June não estava gostando de todo aquele alvoroço. Ela avançou na direção do painel de madeira e arrancou um dos cartazes de procurado, passando pela multidão feito um corcel raivoso, praticamente correndo de volta para seu herbário.

Assim que chegou em sua loja, June parou um momento para recuperar seu fôlego e acalmar seu coração agitado, feito uma borboleta voando contra o vento, sendo levada.

Ela fechou o herbário e entrou novamente no castelo, indo direto para o quarto de Vincent. Sequer se preocupou em bater à porta, simplesmente entrou.

Vincent estava atrás de seu cavalete, pintando um quadro. Usava uma calça de linho azul escuro e uma larga camisa branca, cujas mangas estavam dobradas até o cotovelo. Seu rosto estava manchado de tinta vermelha, assim como sua camisa, que também havia a cor azul e a verde. Ele ergueu os olhos para June, um tanto intrigado.

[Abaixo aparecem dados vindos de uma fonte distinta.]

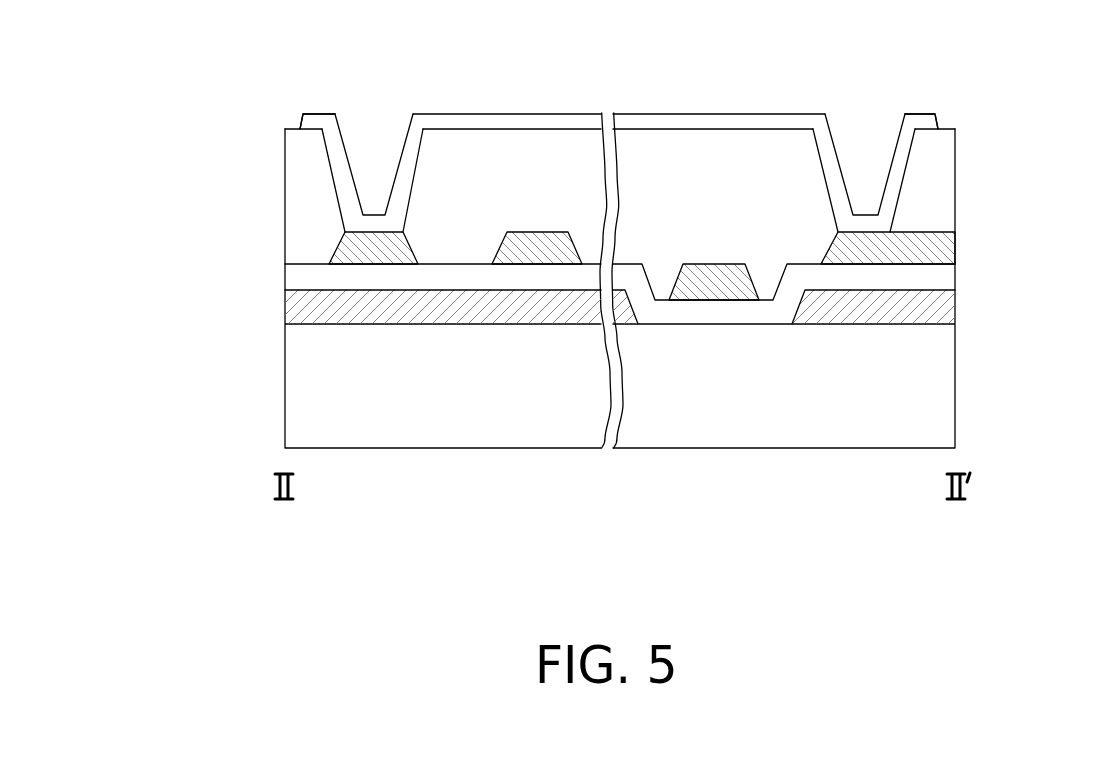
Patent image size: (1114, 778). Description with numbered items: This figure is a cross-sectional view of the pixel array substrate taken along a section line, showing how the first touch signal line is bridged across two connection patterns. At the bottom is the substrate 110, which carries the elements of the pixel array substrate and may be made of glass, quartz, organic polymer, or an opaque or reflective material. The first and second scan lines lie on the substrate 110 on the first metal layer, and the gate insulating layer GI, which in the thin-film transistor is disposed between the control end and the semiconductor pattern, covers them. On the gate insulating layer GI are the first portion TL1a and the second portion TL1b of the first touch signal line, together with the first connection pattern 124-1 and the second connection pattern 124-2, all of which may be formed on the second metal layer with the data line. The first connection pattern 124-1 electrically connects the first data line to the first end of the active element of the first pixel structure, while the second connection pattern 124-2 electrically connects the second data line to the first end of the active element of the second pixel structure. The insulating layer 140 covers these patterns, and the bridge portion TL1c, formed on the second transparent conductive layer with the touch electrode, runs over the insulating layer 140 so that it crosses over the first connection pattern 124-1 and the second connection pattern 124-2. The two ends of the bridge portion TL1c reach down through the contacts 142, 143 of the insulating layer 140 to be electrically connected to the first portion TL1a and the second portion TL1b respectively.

The substrate 110 is at (312, 405).
The gate insulating layer GI is at (312, 279).
The first portion of the first touch signal line TL1a is at (350, 256).
The second portion of the first touch signal line TL1b is at (927, 250).
The bridge portion of the first touch signal line TL1c is at (923, 121).
The first connection pattern 124-1 is at (540, 248).
The second connection pattern 124-2 is at (720, 288).
The insulating layer 140 is at (933, 185).
The contact 142 is at (337, 177).
The contact 143 is at (828, 180).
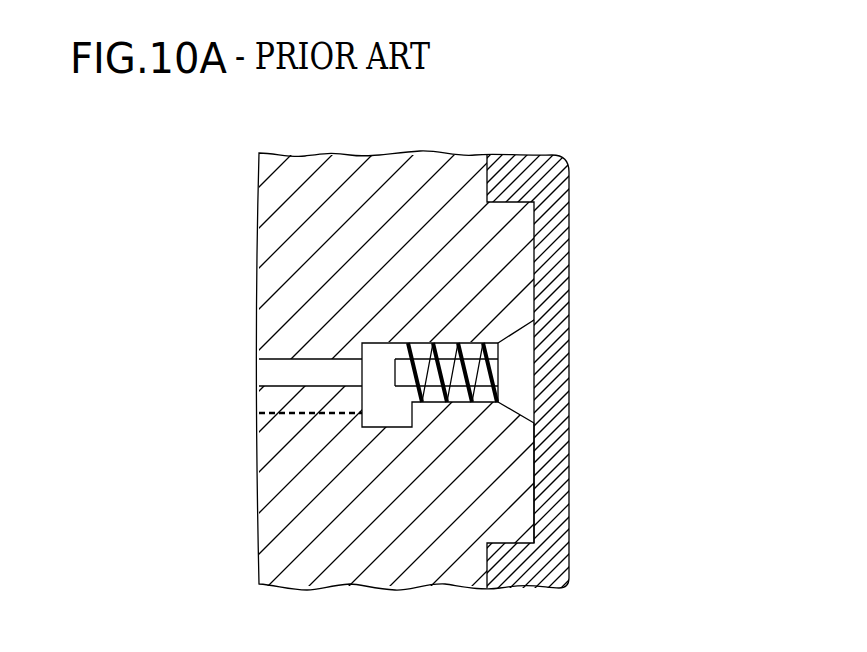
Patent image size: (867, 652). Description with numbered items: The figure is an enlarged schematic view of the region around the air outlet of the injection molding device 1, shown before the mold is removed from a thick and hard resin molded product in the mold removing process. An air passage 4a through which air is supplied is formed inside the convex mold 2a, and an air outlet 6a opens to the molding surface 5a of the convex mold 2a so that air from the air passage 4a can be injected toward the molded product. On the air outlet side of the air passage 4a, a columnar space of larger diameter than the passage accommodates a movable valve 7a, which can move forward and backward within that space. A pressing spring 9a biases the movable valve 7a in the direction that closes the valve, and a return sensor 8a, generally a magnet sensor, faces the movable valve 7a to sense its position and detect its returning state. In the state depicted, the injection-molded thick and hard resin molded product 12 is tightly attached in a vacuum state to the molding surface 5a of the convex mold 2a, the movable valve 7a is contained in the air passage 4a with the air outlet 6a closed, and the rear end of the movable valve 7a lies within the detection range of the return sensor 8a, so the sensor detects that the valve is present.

The injection molding device 1 is at (647, 145).
The convex mold 2a is at (410, 158).
The thick and hard resin molded product 12 is at (545, 157).
The air passage 4a is at (292, 370).
The molding surface 5a is at (535, 463).
The air outlet 6a is at (507, 335).
The movable valve 7a is at (519, 402).
The return sensor 8a is at (385, 417).
The pressing spring 9a is at (496, 366).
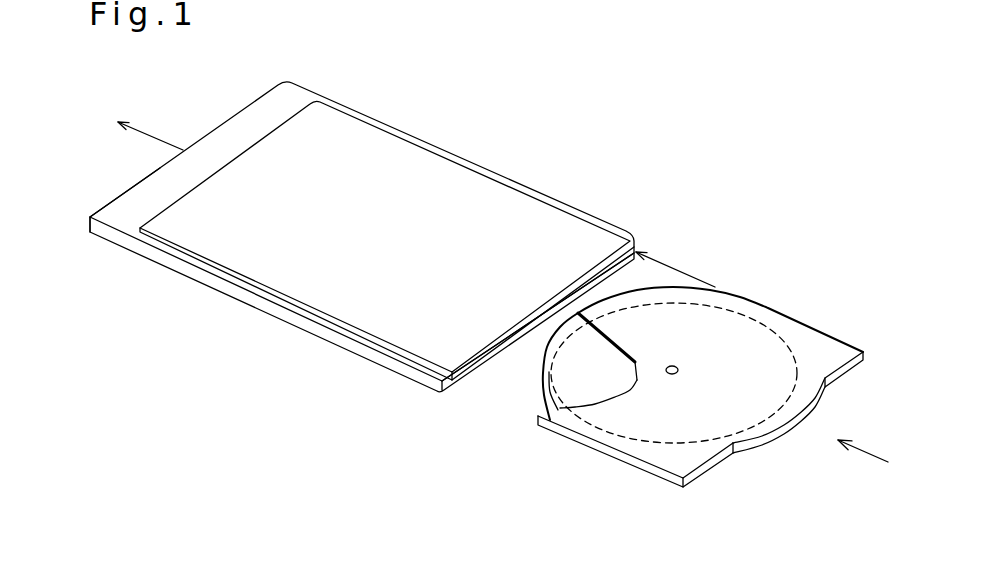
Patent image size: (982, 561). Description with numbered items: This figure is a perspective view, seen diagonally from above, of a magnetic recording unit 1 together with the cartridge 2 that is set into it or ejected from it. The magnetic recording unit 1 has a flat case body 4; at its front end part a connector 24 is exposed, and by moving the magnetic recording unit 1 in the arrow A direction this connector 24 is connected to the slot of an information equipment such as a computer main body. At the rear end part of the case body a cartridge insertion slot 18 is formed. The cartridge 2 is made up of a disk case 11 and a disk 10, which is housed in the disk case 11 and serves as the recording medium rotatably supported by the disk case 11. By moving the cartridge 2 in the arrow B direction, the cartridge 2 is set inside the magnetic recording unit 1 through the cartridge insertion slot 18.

The magnetic recording unit 1 is at (386, 279).
The cartridge 2 is at (713, 371).
The housing body 4 is at (326, 336).
The disk 10 is at (500, 351).
The disk case 11 is at (672, 455).
The cartridge insertion slot 18 is at (556, 427).
The connector 24 is at (137, 178).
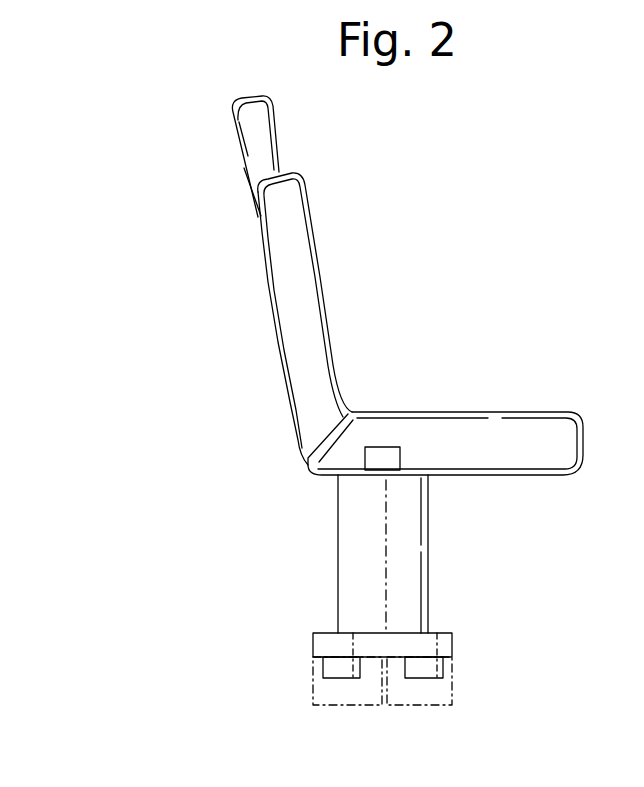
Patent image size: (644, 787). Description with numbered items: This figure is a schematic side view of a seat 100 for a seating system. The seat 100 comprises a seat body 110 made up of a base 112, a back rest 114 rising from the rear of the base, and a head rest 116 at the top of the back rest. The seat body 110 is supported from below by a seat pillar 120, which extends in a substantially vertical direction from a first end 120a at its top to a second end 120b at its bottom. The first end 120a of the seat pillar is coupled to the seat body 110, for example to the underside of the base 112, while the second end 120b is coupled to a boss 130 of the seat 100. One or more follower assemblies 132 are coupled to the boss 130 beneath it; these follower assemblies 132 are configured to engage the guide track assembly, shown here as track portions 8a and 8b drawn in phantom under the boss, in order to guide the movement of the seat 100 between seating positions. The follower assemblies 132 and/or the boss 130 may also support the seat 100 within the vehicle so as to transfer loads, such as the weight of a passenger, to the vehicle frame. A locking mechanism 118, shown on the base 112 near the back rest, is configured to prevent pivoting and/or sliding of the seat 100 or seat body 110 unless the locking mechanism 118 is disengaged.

– June, achei que tivesse lhe ensinado boas maneiras como, por exemplo, bater antes de entrar.

Vincent deixou o pincel dentro de um recipiente com água e limpou suas mãos sujas de tinta nas próprias roupas, enquanto saia de detrás do cavalete e da tela. Havia um vinco em sua testa, ele havia percebido o tom de desespero manchando o rosto da menina.